Baker tweeted the following on Wednesday:
“The NCAA OWNS my name image and likeness. Someone on music scholarship can profit from an album. Someone on academic scholarship can have a tutor service. For ppl who say “an athletic scholarship is enough.” Anything less than equal rights is never enough. I am #NotNCAAProperty”
The National College Players Association shared a list of four demands in which the first lays out that the NCAA implements a rule change to allow all athletes the freedom to secure representation and receive pay for use of name, image, and likeness by July 1, 2021.
— Nicole Auerbach 😷 (@NicoleAuerbach) March 18, 2021
In January of this year, the NCAA delayed a vote on a name, image, and likeness proposal due to “several external factors.” The NCAA initially announced its Board of Governors supported rule changes to allow student-athletes to receive compensation in April of 2020.
As it stands at the moment, six state legislatures have passed NIL laws, and another 13 states introduced them in 2021. Florida will become the seventh state to join the group as its NIL law will go into effect on July 1.
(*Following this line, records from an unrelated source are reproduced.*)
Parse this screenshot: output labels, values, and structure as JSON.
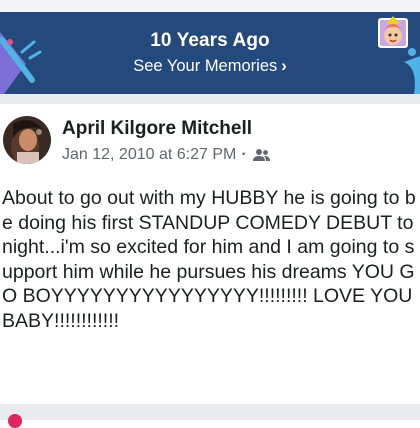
{
  "memories_banner": {
    "title": "10 Years Ago",
    "link_label": "See Your Memories",
    "link_chevron": "›",
    "colors": {
      "background": "#24497d",
      "text": "#ffffff"
    }
  },
  "post": {
    "author": "April Kilgore Mitchell",
    "timestamp": "Jan 12, 2010 at 6:27 PM",
    "separator": "·",
    "audience_icon": "friends-icon",
    "text": "About to go out with my HUBBY he is going to be doing his first STANDUP COMEDY DEBUT tonight...i'm so excited for him and I am going to support him while he pursues his dreams YOU GO BOYYYYYYYYYYYYYYYY!!!!!!!!! LOVE YOU BABY!!!!!!!!!!!!"
  }
}
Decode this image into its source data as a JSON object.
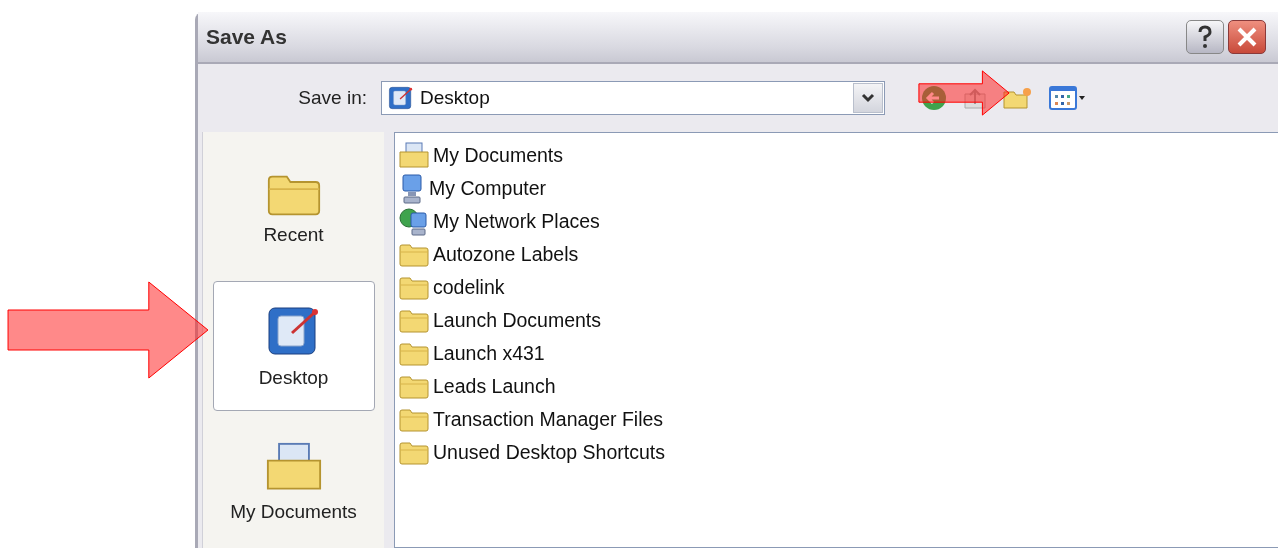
{
  "window": {
    "title": "Save As"
  },
  "toolbar": {
    "save_in_label": "Save in:",
    "location": "Desktop"
  },
  "places": [
    {
      "label": "Recent",
      "kind": "recent",
      "selected": false
    },
    {
      "label": "Desktop",
      "kind": "desktop",
      "selected": true
    },
    {
      "label": "My Documents",
      "kind": "documents",
      "selected": false
    }
  ],
  "files": [
    {
      "name": "My Documents",
      "kind": "documents"
    },
    {
      "name": "My Computer",
      "kind": "computer"
    },
    {
      "name": "My Network Places",
      "kind": "network"
    },
    {
      "name": "Autozone Labels",
      "kind": "folder"
    },
    {
      "name": "codelink",
      "kind": "folder"
    },
    {
      "name": "Launch Documents",
      "kind": "folder"
    },
    {
      "name": "Launch x431",
      "kind": "folder"
    },
    {
      "name": "Leads Launch",
      "kind": "folder"
    },
    {
      "name": "Transaction Manager Files",
      "kind": "folder"
    },
    {
      "name": "Unused Desktop Shortcuts",
      "kind": "folder"
    }
  ]
}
As the movement began on Twitter, Jay Williams shared his thoughts and stated that with the NCAA needing revenue from these players and teams in the tournament more than ever, that the players should delay the start of March Madness until their demands for name, image, and likeness are passed.
The #NCAA needs the revenue more than ever right now considering last year. The players should delay March madness & demand Name, Image and Likeness until it gets passed. Let people come at me…. I will say it for all of the players. https://t.co/1KjmTNzTGs
— Jay Williams (@RealJayWilliams) March 17, 2021
At the moment it’s unclear whether or not anything will come of this hashtag campaign, but at the very least it shows that a large number of players still have NIL laws on their minds. The fact that players are having to isolate in hotels throughout the duration of the NCAA Tournament while the NCAA itself continues to profit hundreds of millions of dollars solely because of them probably isn’t helping the situation.